Malignant pleural mesothelioma (MPM) is an aggressive malignancy of the pleura that is currently incurable due to the lack of an effective early diagnostic method and specific medication. The CDKN2A (p16) and NF2 genes are both frequently mutated in MPM. To understand how these mutations contribute to MPM tumor growth, we generated NF2/p16 double-knockout (DKO) cell clones using human MeT-5A and HOMC-B1 mesothelial cell lines. Cell growth and migration activities were significantly increased in DKO compared with parental cells. cDNA microarray analysis revealed differences in global gene expression profiles between DKO and parental cells. Quantitative PCR and western blot analyses showed upregulation of CD24 concomitant with increased phosphorylation of AKT, p70S6K, and c-Jun in DKO clones. This upregulation was abrogated by exogenous expression of NF2 and p16. CD24 knockdown in DKO cells significantly decreased TGF-β1 expression and increased expression of E-cadherin, an epithelial–mesenchymal transition marker. CD24 was highly expressed in human mesothelioma tissues (28/45 cases, 62%) and associated with the loss of NF2 and p16. Public data analysis revealed a significantly shorter survival time in MPM patients with high CD24 gene expression levels. These results strongly indicate the potential use of CD24 as a prognostic marker as well as a novel diagnostic and therapeutic target for MPM.

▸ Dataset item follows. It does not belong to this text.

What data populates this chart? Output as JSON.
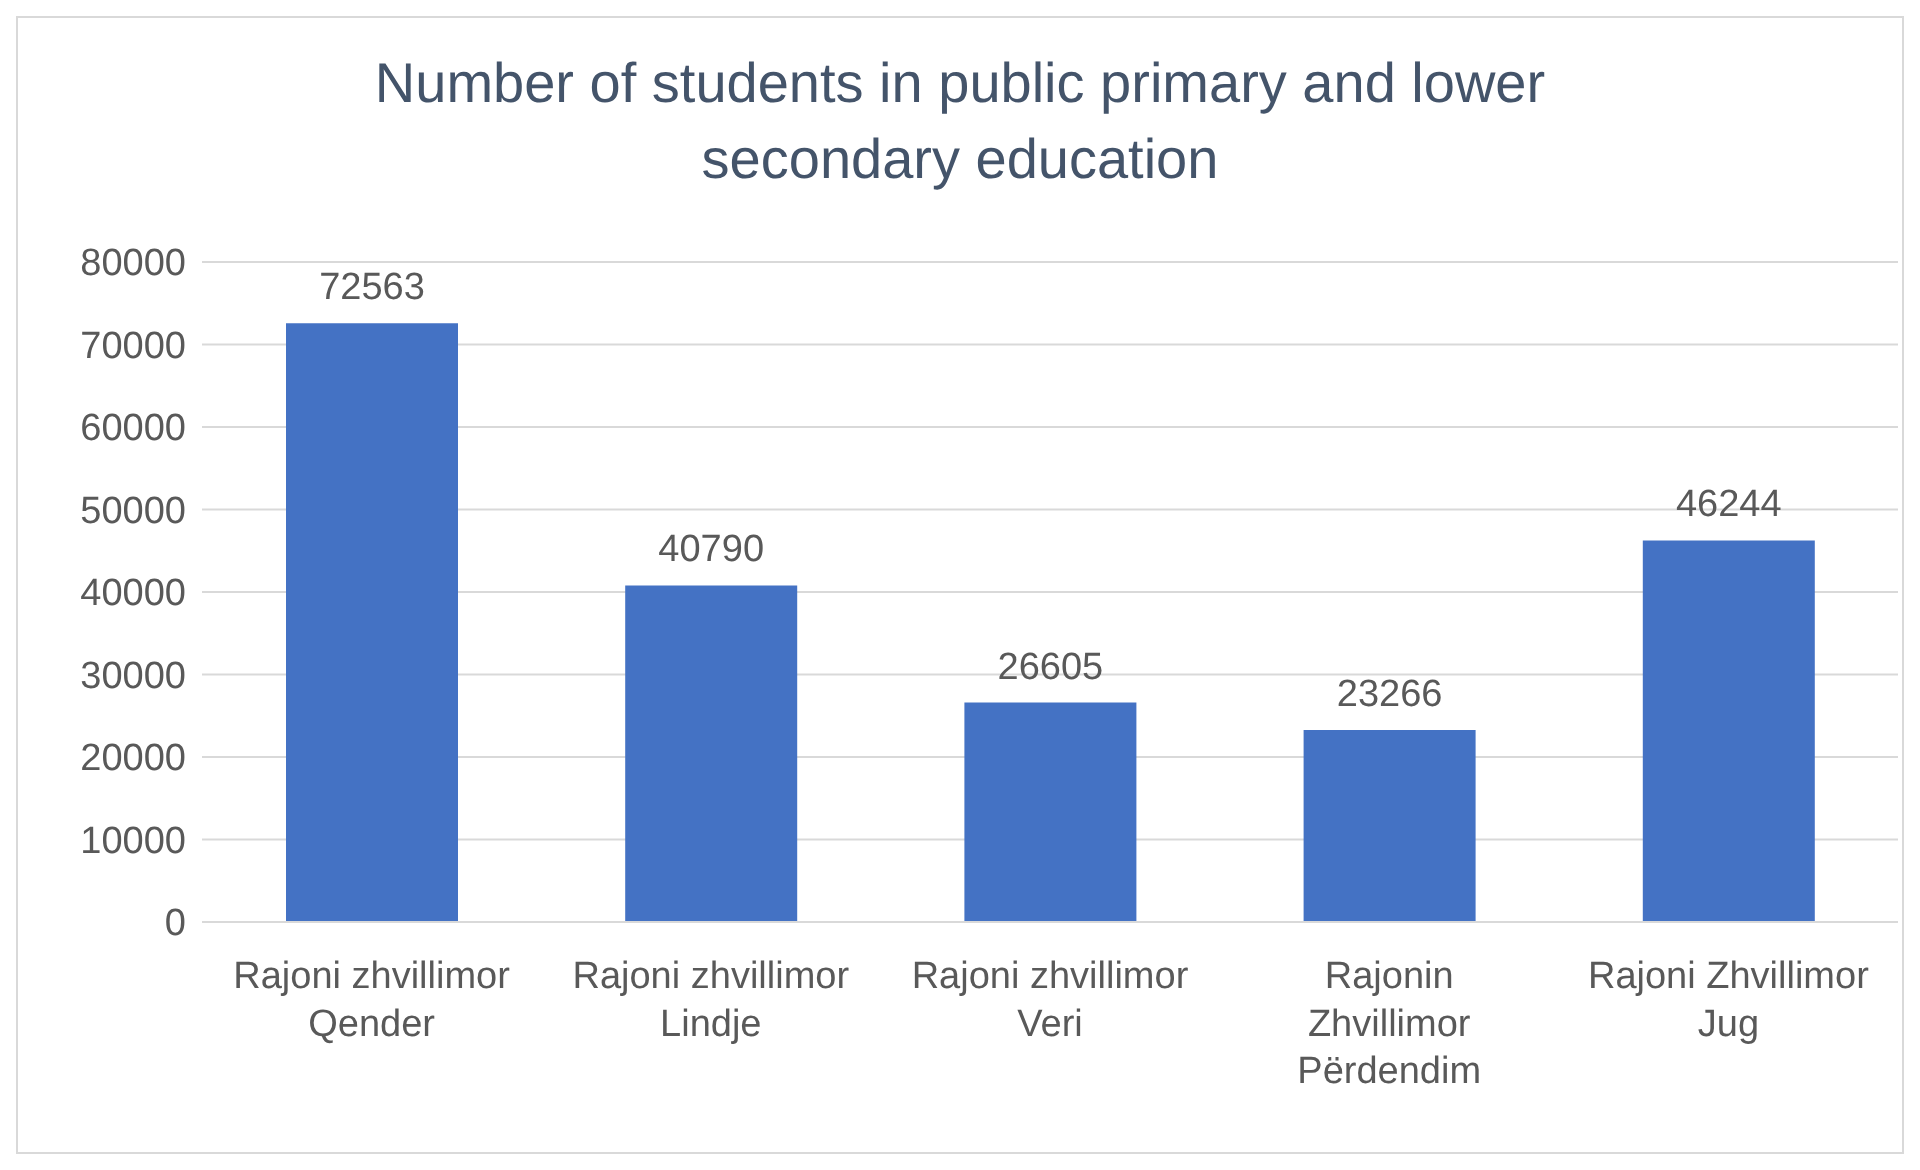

恶性胸膜间皮瘤（MPM）是一种侵袭性胸膜恶性肿瘤，由于缺乏有效的早期诊断方法和特定药物，目前无法治愈。的CDKN2A（p16蛋白）和NF2基因均在MPM中频繁突变。为了解这些突变如何促进MPM肿瘤生长，我们使用人类MeT-5A和HOMC-B1间皮细胞系生成了NF2 / p16双敲除（DKO）细胞克隆。与亲代细胞相比，DKO中的细胞生长和迁移活性显着增加。cDNA微阵列分析揭示了DKO与亲代细胞之间全局基因表达谱的差异。定量PCR和Western印迹分析显示DKO克隆中CD24的上调与AKT，p70S6K和c-Jun磷酸化的增加有关。NF2和p16的外源表达消除了这种上调。CD24DKO细胞的基因敲低显着降低了TGF-β1的表达，并增加了上皮-间质转化标记E-钙粘蛋白的表达。CD24在人间皮瘤组织中高表达（28/45例，62％），并与NF2和p16的丢失有关。公开数据分析显示，具有高CD24基因表达水平的MPM患者的生存时间明显缩短。这些结果强烈表明CD24可能作为MPM的预后标志物以及新的诊断和治疗靶标。